NULLs don’t look good on a result set and are of no value for further
analysis. We can resolve this situation in two ways.
Assume that we do need to see all one million users and would like
to put a default value for the users that don’t have a transaction
(such as 1.Jan.1900). Such values are called ‘sentinels’.

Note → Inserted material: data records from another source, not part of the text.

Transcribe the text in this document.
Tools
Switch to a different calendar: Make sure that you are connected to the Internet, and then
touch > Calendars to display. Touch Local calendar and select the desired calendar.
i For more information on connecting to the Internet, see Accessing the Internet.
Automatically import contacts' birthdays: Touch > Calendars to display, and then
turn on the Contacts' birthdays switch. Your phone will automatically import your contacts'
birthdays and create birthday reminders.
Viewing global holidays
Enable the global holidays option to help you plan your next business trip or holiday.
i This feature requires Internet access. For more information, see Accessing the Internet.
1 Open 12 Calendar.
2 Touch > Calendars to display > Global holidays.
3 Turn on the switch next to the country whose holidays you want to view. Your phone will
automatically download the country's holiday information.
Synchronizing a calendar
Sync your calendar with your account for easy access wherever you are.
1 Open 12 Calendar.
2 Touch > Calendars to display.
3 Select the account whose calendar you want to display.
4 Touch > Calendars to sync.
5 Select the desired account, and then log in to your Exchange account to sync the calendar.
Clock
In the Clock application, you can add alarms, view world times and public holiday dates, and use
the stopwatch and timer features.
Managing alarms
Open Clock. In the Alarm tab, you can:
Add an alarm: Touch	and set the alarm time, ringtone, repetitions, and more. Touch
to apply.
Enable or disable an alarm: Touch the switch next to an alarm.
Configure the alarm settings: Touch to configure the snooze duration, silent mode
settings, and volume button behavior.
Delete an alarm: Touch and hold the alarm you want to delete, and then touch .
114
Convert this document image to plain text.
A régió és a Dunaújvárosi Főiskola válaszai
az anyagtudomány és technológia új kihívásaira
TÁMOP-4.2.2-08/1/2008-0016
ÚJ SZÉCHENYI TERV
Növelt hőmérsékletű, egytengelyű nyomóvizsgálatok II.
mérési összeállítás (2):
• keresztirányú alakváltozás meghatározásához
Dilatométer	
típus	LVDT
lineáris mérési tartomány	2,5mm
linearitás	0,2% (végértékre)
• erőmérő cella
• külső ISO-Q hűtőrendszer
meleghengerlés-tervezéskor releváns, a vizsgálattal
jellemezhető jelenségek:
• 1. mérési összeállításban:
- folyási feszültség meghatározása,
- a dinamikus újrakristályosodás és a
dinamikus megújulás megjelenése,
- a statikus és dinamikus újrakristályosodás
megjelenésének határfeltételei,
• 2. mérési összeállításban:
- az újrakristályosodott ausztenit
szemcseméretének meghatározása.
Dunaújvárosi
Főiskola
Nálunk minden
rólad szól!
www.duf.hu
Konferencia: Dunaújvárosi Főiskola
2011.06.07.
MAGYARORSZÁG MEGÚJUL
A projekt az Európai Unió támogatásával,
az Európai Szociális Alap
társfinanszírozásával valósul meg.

To replace a NULL, we can use a function ISNULL to replace the
NULL with a sentinel value.
34. Handling NULL Values
SELECT users.userId, users.gender, users.country,
ISNULL((SELECT transactions.transactionDate
FROM transactions
WHERE transactions.userId = users.userId
AND transactions.transactionAmount > 50
LIMIT 1), ‘1.Jan.1900’) AS lastTransactionDate
FROM users
35. Sub-queries in WHERE clause
Or, we can modify the same query as:
SELECT users.userId, users.gender, users.country,
(SELECT transactions.transactionDate
FROM transactions
WHERE transactions.userId = users.userId
AND transactions.transactionAmount > 50
LIMIT 1) AS lastTransactionDate
FROM users
WHERE users.userId IN (SELECT transactions.userId
FROM transactions
WHERE transactions.transactionAmount > 50)
However, this is (and in general queries that user a sub-query in WHERE clause
are) sub-optimal to the point that it is quite a bad query.
36. Many-to-Many Relation Example
We are tasked to design a system for a college.
There are students and there are courses.
We need to provide a basic model that can store data for students,
courses and enrollment of students in courses over years and
semesters.
A student may have enrolled in multiple courses.
A course may have enrollment of multiple students.
A student may enroll in a course only once in a give semester of a
year.
Try modelling the above scenario. The slide following this shows a
common way to go about doing this.
38. Many-to-Many Relation Example
Write a query that retrieves records of enrollment for all students
ordered chronologically.
Write a query that retrieves semester-wise enrollment count for all
courses
Write a query that displays students that have enrolled in the same
course more than once along with the number of times they had
enrolled.
Write a query to display last enrollment for all students.